Monday, April 25, 2016

Late April grab bag

This post will probably touch on most of the posts I have made over the past week, but I am feeling too lazy to actually link back to them.

In terms of reading, I am finding Naipaul's The Enigma of Arrival to be pretty slow going, but I'll probably wrap it up by the weekend.  I've also dipped a little bit into the books on relativity.  I think it will be good to change things up a bit, since my reading has been so dominated by fiction for such a long time.

I did finish my Canadian taxes over the weekend, though I am missing some RRSP form, and of course the bank is so far behind the times they can't just scan it and send it over.  I'm getting pretty frustrated with this company, and I think I'll end up submitting the taxes with a note about the missing form that will have to follow later.  I find myself really annoyed at how frequently the Canadian tax code shifts, particularly in the tax treatment of children.  I had originally followed my previous year's return, then realized that they had zeroed out one of the credits unless your child had severe mental or physical problems, which is not the case for us fortunately.  But there is no point in rehashing all the problems with the way that Canada Revenue treats individuals as monads with little reference to their place in a larger household.

It was touch and go, but I have managed to pull together a presentation for a transportation conference, and the deadline isn't until the 29th.  Now I have a bit of time to get feedback from others.  Unfortunately, I have a second paper and that one may be a bit late, since the data came to me so late, but I'll see what I can do over the next two or three days.

Given all the upheaval last month, I didn't get more than a page into my latest short dramatic work, The Re-up.  It is a piece about relationships and what would happen if marriage more or less withered away and most people just signed short- to medium-term contracts instead of all this til-death-do-us-part business.  It's only slightly futuristic.  Anyway, I managed to finish that up as well and sent it in for the May SFYS.  I still don't know why they didn't accept my piece on an alien invading a 7-11.  Hopefully, I will hear back by late Sat. or Sunday if it was accepted.  I'm not really supposed to check email at work (if I don't get word until Monday), but I may make an exception -- or see if I can check on my phone over lunch.  I don't have all that many remaining ideas for short pieces, though I do have a slightly manic scene set around the delivery of a file cabinet (directly inspired by Slesinger's The Unpossessed), but I have to admit, I don't think that would go over all that well.  I think regardless of whether this piece is accepted, I'm probably done with Sing-for-Your-Supper for the time being.  I want to focus on the longer pieces, either finally revising them and editing them down a bit or working on Straying South or The Study Group.  I probably actually will have the energy now that I am not working absurd hours anymore and feeling squeezed all the time.  (Famous last words...)

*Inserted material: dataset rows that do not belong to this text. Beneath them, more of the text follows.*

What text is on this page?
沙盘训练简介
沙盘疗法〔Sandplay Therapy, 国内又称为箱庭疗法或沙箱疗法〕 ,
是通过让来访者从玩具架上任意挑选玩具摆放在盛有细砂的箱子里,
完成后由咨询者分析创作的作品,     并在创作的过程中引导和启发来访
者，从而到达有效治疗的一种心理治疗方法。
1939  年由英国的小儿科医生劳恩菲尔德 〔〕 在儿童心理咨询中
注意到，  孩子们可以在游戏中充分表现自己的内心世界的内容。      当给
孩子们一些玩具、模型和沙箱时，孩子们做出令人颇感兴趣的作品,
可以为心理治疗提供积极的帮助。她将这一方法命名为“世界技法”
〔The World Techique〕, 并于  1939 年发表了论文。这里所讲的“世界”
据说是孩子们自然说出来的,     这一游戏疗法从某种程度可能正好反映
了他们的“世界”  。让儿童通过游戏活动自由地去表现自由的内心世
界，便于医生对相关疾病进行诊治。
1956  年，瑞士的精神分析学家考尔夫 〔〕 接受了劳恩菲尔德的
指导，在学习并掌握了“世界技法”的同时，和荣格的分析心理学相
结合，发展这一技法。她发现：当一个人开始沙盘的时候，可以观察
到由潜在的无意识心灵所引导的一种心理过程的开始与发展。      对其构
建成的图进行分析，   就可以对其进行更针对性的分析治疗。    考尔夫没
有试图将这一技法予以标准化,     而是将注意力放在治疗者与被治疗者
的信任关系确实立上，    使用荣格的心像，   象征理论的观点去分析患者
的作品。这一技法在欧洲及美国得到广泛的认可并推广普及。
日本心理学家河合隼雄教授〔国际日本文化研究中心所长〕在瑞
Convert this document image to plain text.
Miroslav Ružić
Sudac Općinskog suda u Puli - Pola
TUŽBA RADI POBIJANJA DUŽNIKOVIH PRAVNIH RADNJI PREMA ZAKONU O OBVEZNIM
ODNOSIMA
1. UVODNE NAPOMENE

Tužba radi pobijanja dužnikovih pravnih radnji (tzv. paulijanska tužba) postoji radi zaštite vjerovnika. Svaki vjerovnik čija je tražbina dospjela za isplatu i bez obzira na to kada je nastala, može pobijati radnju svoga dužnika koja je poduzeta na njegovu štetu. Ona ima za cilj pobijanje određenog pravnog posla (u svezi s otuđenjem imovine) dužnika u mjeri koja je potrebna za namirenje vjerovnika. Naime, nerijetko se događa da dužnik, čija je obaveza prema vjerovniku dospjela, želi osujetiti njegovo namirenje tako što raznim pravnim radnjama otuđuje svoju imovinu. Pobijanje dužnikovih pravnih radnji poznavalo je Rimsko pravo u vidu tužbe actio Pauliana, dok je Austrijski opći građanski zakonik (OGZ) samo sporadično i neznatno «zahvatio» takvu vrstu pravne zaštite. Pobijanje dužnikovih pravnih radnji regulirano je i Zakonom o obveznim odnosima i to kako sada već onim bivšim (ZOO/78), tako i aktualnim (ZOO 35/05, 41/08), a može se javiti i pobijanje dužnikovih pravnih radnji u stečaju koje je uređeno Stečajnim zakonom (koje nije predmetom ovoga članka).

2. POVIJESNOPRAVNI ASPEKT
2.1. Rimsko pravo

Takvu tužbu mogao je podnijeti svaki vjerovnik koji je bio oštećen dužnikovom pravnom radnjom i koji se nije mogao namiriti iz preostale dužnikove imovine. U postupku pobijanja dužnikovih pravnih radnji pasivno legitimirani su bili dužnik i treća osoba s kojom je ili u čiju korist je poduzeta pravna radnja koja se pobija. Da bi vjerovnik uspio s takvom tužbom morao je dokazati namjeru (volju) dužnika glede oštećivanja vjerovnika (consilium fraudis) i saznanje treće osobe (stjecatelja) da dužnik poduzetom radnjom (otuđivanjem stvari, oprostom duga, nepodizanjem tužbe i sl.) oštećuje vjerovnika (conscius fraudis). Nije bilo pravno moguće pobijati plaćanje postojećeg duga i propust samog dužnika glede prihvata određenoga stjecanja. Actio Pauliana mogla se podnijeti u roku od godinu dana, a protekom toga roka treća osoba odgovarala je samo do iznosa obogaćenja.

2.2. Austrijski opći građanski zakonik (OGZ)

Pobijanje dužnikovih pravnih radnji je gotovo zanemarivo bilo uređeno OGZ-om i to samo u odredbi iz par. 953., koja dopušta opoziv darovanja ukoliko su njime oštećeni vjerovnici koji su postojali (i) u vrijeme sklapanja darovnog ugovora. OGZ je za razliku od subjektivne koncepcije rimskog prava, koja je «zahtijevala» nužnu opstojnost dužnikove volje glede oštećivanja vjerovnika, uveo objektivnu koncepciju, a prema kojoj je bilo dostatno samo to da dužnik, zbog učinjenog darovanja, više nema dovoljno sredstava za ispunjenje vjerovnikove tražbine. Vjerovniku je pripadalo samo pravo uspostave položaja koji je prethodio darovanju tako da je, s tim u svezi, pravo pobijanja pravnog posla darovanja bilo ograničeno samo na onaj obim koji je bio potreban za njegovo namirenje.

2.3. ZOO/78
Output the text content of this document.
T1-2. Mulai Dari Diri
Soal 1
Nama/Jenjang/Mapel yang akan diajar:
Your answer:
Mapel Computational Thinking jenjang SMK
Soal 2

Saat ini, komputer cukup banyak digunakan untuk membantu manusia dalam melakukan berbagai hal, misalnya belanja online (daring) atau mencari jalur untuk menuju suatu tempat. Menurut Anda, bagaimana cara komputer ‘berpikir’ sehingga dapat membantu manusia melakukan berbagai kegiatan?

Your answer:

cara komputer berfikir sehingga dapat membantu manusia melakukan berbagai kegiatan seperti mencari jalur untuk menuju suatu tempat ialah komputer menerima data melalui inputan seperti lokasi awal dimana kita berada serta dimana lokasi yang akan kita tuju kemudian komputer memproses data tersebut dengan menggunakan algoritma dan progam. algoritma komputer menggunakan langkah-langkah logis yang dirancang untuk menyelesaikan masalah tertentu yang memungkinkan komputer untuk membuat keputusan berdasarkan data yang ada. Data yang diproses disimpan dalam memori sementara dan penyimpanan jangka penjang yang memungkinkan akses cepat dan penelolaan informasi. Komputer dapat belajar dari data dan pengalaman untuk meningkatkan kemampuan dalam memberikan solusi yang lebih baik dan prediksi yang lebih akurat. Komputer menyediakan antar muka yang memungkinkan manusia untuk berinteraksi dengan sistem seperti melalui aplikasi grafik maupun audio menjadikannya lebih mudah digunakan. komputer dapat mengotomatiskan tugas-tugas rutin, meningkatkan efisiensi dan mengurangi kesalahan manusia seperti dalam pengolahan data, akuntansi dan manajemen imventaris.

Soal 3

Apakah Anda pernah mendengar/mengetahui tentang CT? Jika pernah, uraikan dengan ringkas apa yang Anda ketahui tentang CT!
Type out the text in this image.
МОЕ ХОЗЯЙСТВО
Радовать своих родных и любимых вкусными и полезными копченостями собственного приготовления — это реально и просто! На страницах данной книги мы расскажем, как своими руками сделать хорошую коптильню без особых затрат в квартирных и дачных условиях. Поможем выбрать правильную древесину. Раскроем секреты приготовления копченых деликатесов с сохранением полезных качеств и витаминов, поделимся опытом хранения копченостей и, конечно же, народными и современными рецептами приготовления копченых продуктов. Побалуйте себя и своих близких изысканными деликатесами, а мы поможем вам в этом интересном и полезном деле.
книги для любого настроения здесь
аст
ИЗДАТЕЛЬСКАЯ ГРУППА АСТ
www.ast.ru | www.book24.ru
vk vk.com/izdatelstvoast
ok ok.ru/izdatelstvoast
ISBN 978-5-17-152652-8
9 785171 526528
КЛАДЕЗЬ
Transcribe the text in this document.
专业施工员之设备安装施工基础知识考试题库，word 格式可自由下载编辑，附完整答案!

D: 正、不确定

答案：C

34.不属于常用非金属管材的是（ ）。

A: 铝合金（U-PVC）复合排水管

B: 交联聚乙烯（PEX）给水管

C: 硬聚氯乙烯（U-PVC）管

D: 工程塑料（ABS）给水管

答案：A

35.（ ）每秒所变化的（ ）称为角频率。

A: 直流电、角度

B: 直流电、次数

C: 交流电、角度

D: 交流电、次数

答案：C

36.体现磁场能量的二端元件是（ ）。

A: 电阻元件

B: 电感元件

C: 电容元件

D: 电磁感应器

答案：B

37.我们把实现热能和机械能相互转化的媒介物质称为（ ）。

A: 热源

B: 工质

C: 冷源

I'll end with a poem I wrote many years ago with some unorthodox reflections on Shakespeare.

Shakespeare and Company

Shakespeare leers back at me;
through the dark centuries he can still slight me
and my contemporary sensibilities.
There is bad blood between us.
That there is any blood between us is a minor miracle
and is totally the fault of my mother
and her mother.

He looks grubbier somehow,
though not in that studied grungy look that has taken over the West.
I can feel dirt under his tight collar.
Perhaps I can even feel the lice crawling around
somewhere beneath those elaborate expansive costumes.
I eventually stop staring and go take another bath.

When I return he is still there --
obviously less tense but still silent.
Perhaps I can crack his resistance.
Should I ask "What's up?" or
"Shoot some hoops, Bill?"
or would that only make it worse?
I might be able to manage "Nice weather, eh?"
However, it is snowing outside
as if God sent the Flood in the dead heart of winter,
which is why I am inside in the first place,
looking through my books
and getting ever so slightly bent out of shape.